6. The account of the flood is very embarrassing. It is described as the effects of natural agents in the hands of God. It rained; no mention is made of waters created for the purpose. The deluge was universal; all the high hills, that were under the whole heaven, were covered; and it ceased, not by the annihilation of the waters, but they were evaporated by a wind. Now from whence came the water? The weight of the whole atmosphere, with all its vapours, is equal to no more than a hollow sphere of three or four and thirty feet thickness, environing the whole globe, and consequently the whole of its contents, if condensed into water, could not deluge the earth to the height of an ordinary house. It is to no purpose to break open the fountains of the abyss, or great deep, if any such fountains there are; for gravity would prevent the waters from issuing out; neither can we easily persuade infidels, that the windows of Heaven were opened, while they know it has no windows; so that we have but three or four and thirty feet of water to deluge the highest mountains, some of which are more than fifteen thousand feet high.*

* The Indian Alps are 20,862 feet above the level of the
ocean. Editor. See Col. Kirkpatrick's History of Nepaul,
and Asiatic Researches, Vol. VIII.

7. The weak in faith find themselves equally at a loss respecting the ark. It seems strange to them, that so vast an assemblage of animals could be inclosed in an ark or chest, which had but one window, (which window was kept shut for more than five months,) without being stifled for want of air: it appears equally remarkable that Noah and his three sons could unstow and serve out the daily allowance of provisions and water to the passengers; and if their wives were supposed to help them, the work to be done is still prodigious. The lions and other carnivorous animals must have lived on salt provisions; which, no doubt, they were glad of, as seafaring people are not very nice, especially in long voyages.

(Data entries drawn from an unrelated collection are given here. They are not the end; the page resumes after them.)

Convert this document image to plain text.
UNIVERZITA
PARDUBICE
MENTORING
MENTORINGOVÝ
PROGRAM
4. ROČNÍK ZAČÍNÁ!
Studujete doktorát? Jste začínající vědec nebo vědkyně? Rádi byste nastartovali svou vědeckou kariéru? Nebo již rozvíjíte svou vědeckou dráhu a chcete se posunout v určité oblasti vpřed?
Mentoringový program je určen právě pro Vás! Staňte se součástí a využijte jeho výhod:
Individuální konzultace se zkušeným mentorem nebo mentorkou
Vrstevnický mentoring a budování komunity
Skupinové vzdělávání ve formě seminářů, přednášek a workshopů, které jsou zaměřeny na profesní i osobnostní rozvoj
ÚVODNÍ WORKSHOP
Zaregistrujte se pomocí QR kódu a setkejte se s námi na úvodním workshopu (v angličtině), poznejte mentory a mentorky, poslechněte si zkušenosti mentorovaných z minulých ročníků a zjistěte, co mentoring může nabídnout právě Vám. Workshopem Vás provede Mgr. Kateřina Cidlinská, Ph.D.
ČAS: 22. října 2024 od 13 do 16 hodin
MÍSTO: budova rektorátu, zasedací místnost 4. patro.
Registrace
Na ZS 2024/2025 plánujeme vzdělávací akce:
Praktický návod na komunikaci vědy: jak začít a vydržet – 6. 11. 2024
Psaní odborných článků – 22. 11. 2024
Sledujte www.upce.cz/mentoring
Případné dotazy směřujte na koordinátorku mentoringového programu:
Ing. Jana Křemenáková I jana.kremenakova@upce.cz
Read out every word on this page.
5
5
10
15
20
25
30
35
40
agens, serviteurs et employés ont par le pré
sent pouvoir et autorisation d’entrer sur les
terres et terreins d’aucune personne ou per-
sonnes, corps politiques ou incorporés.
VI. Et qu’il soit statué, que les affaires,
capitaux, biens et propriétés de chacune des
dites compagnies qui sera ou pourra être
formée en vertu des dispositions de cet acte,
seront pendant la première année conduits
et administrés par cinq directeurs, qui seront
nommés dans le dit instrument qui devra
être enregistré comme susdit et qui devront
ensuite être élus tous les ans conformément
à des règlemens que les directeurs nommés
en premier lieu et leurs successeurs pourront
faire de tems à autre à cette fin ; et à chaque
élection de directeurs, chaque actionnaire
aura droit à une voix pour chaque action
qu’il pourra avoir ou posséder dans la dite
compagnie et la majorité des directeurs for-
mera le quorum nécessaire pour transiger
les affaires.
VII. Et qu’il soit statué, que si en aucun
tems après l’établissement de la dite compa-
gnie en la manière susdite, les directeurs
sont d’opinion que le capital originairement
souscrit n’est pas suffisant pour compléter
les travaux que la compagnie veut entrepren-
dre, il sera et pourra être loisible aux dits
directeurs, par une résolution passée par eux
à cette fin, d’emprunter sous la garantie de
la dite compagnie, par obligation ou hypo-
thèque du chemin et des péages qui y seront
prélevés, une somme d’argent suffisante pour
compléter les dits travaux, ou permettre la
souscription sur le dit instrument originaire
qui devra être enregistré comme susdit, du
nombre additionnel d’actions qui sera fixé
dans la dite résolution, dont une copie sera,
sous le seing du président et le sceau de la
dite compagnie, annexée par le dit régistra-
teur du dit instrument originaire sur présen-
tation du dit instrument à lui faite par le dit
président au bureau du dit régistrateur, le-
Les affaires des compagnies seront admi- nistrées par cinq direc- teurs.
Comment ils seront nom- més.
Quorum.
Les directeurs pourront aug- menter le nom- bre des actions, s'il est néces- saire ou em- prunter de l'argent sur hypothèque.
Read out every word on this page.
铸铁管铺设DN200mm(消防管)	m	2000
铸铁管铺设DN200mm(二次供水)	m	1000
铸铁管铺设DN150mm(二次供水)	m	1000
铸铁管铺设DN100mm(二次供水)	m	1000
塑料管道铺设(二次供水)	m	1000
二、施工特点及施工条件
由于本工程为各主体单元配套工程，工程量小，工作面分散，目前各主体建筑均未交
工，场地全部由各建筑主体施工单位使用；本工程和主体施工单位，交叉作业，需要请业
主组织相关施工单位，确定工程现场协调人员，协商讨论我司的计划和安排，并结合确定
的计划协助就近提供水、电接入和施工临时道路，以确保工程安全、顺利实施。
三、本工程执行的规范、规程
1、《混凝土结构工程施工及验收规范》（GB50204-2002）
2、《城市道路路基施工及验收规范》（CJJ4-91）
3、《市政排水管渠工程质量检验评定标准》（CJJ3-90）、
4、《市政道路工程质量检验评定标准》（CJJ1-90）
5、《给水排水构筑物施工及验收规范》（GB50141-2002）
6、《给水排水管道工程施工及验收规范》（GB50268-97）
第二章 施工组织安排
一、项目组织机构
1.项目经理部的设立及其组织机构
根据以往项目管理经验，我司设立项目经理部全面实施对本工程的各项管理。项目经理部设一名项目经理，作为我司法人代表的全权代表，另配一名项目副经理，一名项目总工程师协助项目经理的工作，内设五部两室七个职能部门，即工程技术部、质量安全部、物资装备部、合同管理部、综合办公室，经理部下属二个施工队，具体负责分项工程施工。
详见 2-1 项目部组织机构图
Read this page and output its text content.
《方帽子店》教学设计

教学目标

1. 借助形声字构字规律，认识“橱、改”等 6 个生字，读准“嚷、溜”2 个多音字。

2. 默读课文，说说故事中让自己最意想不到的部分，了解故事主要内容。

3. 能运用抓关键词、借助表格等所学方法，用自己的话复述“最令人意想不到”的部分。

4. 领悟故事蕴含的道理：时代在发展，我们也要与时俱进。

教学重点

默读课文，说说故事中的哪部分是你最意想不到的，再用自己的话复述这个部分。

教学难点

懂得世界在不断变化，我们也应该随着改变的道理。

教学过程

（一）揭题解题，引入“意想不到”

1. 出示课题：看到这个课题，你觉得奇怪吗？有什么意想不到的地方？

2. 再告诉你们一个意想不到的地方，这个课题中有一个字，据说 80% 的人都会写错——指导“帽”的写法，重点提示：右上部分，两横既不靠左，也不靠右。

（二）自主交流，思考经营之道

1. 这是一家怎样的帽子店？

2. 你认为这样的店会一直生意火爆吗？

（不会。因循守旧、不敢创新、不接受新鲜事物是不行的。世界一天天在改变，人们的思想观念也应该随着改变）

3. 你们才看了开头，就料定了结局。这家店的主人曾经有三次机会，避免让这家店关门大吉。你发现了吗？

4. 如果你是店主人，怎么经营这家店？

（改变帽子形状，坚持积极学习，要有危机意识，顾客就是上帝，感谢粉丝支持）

8. If God set his bow in the clouds, as a token of his covenant with mankind after the flood, ought we not to conclude, that he, at that time, established the law of the various refrangibility and reflexibility of the rays of light, and consequently, that before the flood many optical experiments, which are common with us, would not then have succeeded? For example, a man could not have made a rainbow by spouting water out of his mouth; Mr. Dollond's achromatic telescopes would have then been no better than common ones; natural bodies must have appeared all of one colour, &c. &c.

9. What answer must we give to those who are inclined to deny, that an all-powerful and just God could make use of the most unjustifiable means to attain his great purpose of aggrandizing the posterity of Abraham? Could this benevolent and just Being approve of the ungenerous advantage which Jacob took over his faint and hungry brother? Could this omnipotent and upright Spirit adopt no method of distinguishing his favourite Jacob, but that of fraud and lies, by which he deprived the same unsuspecting brother of his father's blessing? Or, in short, how shall we justify God for the continual distinction and favour he is said to have bestowed on a people, who from their own annals appear to have been unparalleled for cruelty,* ingratitude, inurbanity, &c.?

* See the acts of Joshua; also 1 Sam. xv. &c.